“Heidgger On Being And Acting From Principles To Anarchy” in “Heidegger On Being And Acting: From Principles To Anarchy”
The Origin Is Said in
Many Ways
Here is what is needed: a new carefulness for
language; not the invention of new terms as I
once thought, but a return to the original
richness of our own language, a language that
is constantly dying away.
“An Interview”1
A possible answer to the practical question, What is to be done? appears, as we have seen, to depend on a preliminary answer to the economic question: How do things, actions, and words enter into mutual presence today? Heidegger is more assertive about this preliminary question than about its practical corollary. He suggests that the contemporary mode of economic interrelatedness is one in which the origin as pure presencing can be delivered from the origin as rule; that it is one in which aletheiological freedom can be delivered from our liberties under principial surveillance. Whether as presencing or as principle, the origin is what gives rise to thinking and acting inseverably. But as presencing and as principle it does not give rise to them in the same way.
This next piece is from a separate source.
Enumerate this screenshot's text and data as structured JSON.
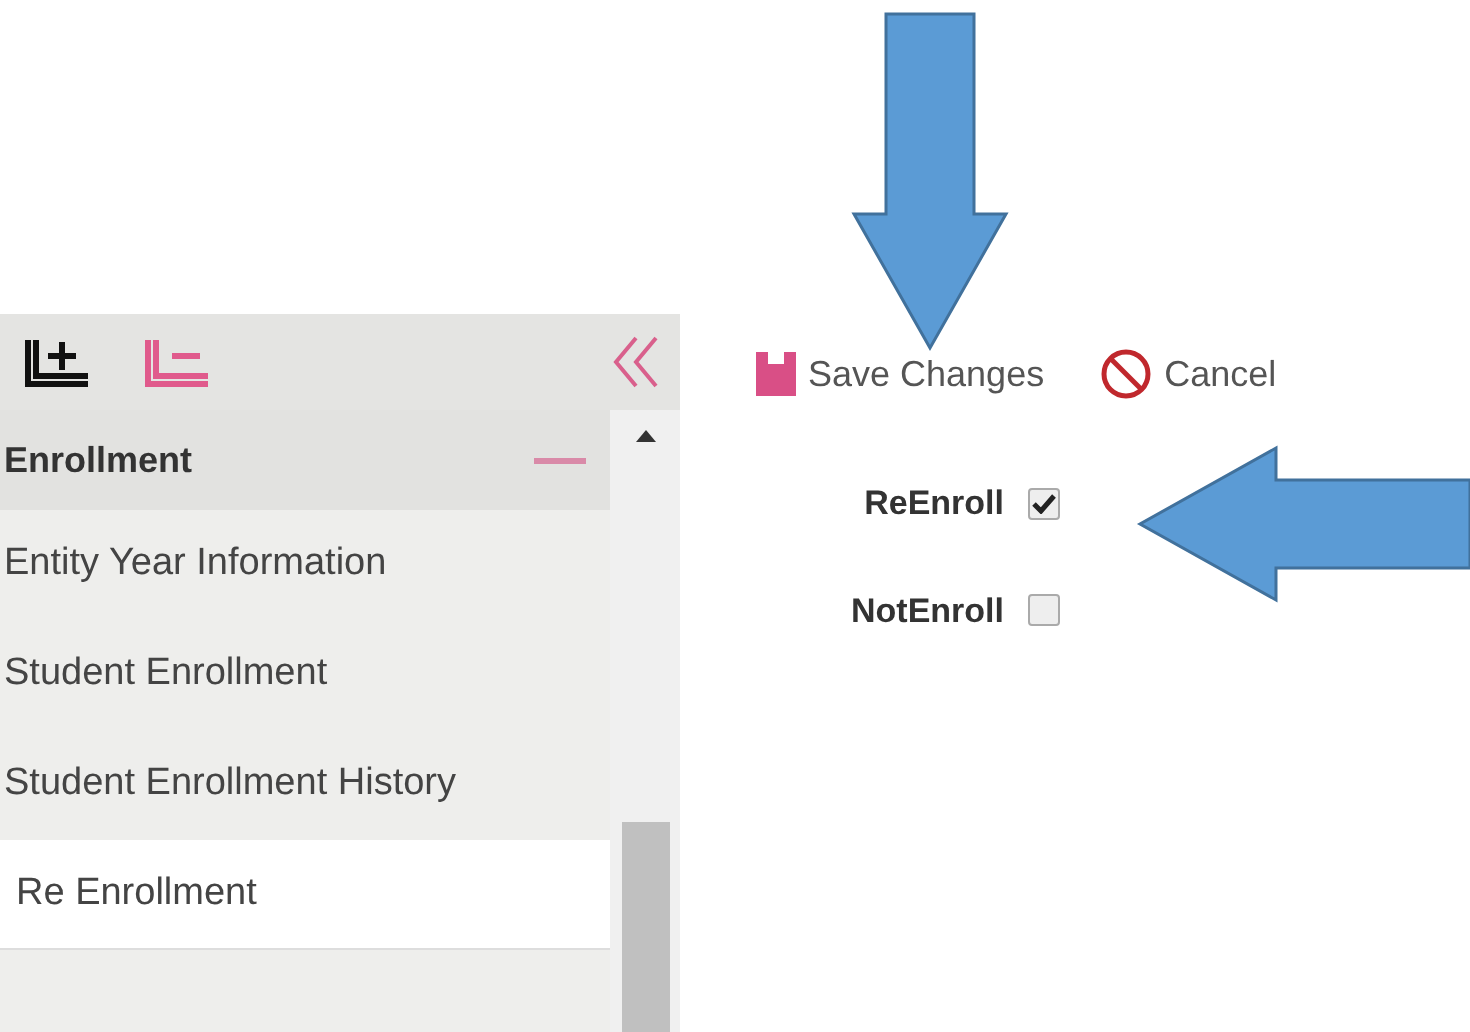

Anticipatory thinking, which Heidegger hopes merely to prepare, could answer the question, What is to be done? by pointing toward releasement: What is to be done is what presencing always does, let entities be. However, the economic context today does not yet allow for such a serene answer to the question of acting. The phenomenology of technology has to be more modest, or more combative. What is to be done at the age of closure? Set presencing free, prepare releasement, actively liberate ourselves from epochal principles, and make sure that fewer and fewer of them will prevail (see below, Part V).
If Aristotle’s Physics has indeed remained the “foundational book” of philosophy, then his concept of archē is the one that teaches us how the origin has been understood by the mainstream tradition in the West, a tradition which today climaxes in technology. Secondly, once this continuity has been revealed, the origin Heidegger contests—princeps-principium—will be more easily described. Lastly, the representations that are to be resisted (like so many obsessions or bad habits) will have to be opposed to Ursprung, the origin that is to be retained and set free. These three guiding terms, archē, principium, and Ursprung, do not translate into one another. In each of the tongues in which it has articulated itself, the origin has been heard differently.2 It may be a Heideggerian idée fixe to trace such πολλαχῶς λέγεταɩ (the many ways something is spoken of) in order to understand presencing as freedom and the deconstruction as the liberating of that freedom. His etymologist idée fixe, however, has its advantages. The pair ἄϱχεɩν-ἄϱχεσϑαɩ, to rule and to be ruled, expresses quite clearly which thought pattern is bound to wither away at the end of metaphysics. The pair princeps-principium, the authoritative and the rational first, exhibits how metaphysics integrates both the organization of life and the order of reasons into a concept of origin in which time is forgotten. And nothing better indicates the “event” than the word Ursprung, ‘primordial springing forth’, which tells us how time is reintroduced into the origin.